Top photo: The Feed Store, owned and operated by Joan Tanner, in Madison, Virginia. Credit: Susan Lutz

Zester Daily contributor Susan Lutz is a photographer, artist and television producer. A native of Virginia's Shenandoah Valley, she lives near Washington, D.C., where she is writing a book about heirloom foods and the American tradition of Sunday dinner. She also blogs about the subject at Eat Sunday Dinner.

  • David Latt 3·13·13

    Wow! That’s crazy. What a find.

  • Shirley Doogue 3·13·13

    What a great story, Susan! So glad you found your cover!

  • Eileen 3·13·13

    Only in Virginia!! I have a hunch you will be traveling back to Madison—in warmer weather, of course, so that you can thoroughly scope out the shop. I love stories that end well.

  • Susan Lutz 3·13·13

    @Eileen- You may be right. I must admit I have my eyes on something else already…

  • Alice 3·13·13

    I’m soooo glad you found a lid for that piece of cookware!!!!!!! Mother has a big grin on her face.

  • Carol Penn-Romine 3·14·13

    That’s one of the great things about those trips home to rural Tennessee–all the treasure hunting. Admittedly, some of those places are more junk stores than antique shops, but I once found a rack containing at least a couple dozen different rolling pins, no two alike.
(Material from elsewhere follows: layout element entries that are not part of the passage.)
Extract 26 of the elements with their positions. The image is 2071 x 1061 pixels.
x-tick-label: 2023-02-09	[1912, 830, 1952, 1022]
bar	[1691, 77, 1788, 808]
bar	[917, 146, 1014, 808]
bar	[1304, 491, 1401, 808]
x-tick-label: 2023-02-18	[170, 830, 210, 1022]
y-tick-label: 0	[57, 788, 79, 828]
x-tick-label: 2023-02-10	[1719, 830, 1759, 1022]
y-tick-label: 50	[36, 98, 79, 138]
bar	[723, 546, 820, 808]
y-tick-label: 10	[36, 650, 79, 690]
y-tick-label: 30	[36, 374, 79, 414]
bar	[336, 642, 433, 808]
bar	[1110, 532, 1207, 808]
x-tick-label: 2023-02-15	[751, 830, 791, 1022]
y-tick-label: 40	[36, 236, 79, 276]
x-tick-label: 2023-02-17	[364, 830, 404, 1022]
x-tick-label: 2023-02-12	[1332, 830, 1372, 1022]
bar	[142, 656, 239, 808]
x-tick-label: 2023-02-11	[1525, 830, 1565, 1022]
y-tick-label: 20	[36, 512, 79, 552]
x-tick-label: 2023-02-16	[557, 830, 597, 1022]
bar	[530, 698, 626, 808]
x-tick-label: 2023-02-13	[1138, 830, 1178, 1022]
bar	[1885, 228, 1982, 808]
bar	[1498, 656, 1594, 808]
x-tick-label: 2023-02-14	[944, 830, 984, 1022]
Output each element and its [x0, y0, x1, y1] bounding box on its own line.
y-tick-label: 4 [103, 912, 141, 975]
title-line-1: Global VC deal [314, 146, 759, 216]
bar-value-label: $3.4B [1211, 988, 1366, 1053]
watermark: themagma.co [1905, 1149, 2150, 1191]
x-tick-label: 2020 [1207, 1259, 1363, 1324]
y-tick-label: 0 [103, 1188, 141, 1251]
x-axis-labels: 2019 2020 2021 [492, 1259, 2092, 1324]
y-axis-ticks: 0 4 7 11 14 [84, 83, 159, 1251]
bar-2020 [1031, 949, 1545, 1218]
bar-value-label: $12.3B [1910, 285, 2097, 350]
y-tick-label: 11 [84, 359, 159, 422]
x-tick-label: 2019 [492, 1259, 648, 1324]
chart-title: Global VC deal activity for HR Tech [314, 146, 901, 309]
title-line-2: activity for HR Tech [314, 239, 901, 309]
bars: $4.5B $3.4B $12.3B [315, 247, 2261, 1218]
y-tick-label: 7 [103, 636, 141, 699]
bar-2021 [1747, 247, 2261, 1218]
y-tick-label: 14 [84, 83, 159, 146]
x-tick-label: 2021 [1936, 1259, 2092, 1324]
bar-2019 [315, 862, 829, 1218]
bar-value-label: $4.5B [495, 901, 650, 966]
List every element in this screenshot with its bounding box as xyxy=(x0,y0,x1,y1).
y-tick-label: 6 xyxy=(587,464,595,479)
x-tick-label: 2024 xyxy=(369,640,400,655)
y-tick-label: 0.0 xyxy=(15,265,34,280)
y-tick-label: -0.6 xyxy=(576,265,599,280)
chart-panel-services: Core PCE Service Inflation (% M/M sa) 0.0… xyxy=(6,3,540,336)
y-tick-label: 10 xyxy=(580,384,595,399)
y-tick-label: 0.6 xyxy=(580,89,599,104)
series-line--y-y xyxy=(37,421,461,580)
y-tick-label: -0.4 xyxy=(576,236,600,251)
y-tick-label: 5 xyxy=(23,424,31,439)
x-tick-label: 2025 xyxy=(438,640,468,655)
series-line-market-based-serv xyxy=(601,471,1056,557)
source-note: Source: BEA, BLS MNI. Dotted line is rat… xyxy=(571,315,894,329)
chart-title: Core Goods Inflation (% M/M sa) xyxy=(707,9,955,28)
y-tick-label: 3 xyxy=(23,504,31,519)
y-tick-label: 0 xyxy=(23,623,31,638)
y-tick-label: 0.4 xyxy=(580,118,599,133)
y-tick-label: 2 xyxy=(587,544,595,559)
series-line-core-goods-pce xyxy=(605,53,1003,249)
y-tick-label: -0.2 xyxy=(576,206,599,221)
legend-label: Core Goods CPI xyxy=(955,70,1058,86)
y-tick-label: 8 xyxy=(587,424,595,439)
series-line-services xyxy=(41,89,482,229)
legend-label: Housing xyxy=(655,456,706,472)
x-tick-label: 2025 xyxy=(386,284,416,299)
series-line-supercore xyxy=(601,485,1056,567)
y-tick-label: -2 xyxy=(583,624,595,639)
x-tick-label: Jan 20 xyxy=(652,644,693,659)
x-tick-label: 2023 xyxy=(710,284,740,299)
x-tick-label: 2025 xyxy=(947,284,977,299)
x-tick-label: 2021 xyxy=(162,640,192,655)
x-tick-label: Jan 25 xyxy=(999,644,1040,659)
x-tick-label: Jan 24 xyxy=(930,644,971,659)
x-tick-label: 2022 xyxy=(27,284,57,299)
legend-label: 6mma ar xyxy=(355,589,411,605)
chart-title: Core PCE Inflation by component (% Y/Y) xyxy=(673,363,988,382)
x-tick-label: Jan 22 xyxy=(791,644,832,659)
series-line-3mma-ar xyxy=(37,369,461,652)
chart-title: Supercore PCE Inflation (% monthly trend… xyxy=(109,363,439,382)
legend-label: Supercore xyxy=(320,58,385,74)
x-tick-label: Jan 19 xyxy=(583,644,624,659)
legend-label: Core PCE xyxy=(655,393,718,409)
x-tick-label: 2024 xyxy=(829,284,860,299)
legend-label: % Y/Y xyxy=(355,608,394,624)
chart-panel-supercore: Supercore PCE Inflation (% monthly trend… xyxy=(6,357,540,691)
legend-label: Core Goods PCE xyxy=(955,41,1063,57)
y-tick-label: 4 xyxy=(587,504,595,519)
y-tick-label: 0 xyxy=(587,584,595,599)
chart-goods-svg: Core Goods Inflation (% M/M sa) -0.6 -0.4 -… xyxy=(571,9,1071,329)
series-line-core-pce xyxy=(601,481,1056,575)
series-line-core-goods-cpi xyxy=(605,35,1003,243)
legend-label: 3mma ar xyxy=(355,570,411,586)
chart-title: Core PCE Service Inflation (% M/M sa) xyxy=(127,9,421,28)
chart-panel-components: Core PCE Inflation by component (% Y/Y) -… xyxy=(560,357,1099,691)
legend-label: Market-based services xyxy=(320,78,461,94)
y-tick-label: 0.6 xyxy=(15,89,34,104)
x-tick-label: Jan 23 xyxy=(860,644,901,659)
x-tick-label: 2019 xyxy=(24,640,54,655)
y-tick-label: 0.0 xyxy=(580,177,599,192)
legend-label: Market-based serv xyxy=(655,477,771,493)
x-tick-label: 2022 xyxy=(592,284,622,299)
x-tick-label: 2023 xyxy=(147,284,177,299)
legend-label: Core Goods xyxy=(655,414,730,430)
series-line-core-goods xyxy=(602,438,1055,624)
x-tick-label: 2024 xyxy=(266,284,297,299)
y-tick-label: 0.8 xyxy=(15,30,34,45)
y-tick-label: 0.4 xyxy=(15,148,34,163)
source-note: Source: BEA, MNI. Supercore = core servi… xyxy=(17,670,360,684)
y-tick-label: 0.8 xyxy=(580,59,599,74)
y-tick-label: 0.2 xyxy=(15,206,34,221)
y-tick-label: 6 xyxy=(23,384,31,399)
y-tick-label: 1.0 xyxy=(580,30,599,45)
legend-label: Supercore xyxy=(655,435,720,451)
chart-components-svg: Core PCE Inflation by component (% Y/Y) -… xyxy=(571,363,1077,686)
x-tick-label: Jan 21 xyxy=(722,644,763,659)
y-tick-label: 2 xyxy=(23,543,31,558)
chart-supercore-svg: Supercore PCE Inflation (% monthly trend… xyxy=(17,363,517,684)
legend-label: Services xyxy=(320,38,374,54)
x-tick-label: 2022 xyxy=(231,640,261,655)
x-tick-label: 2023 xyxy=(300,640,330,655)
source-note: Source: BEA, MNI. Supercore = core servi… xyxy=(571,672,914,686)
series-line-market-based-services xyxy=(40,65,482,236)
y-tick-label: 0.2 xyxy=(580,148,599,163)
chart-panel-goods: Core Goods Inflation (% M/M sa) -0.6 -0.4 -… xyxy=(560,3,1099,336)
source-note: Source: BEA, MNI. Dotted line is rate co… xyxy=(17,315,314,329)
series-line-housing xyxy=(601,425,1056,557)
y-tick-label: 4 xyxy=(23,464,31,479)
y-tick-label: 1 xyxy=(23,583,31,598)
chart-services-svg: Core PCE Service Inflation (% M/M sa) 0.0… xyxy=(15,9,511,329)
Oh the history they held!

  • Susan Lutz 3·15·13

    @Carol– There is something special about treasure hunting in the place you grew up. I would have found it hard to resist those rolling pins!

    • Carol Penn-Romine 3·15·13

      Oh, I’m sure the TSA agents would have loved finding *that* in my luggage!

  • Jessica 7·5·13

    Like you I somehow am drawn to looking for old (and sometimes odd) kitchen tools. I have a kitchen tool I found at a flea market (well I think it is a kitchen tool) and have no idea what it is. My parents nor my husband know either. Do you know of a place I can send a picture to try and find out what it is.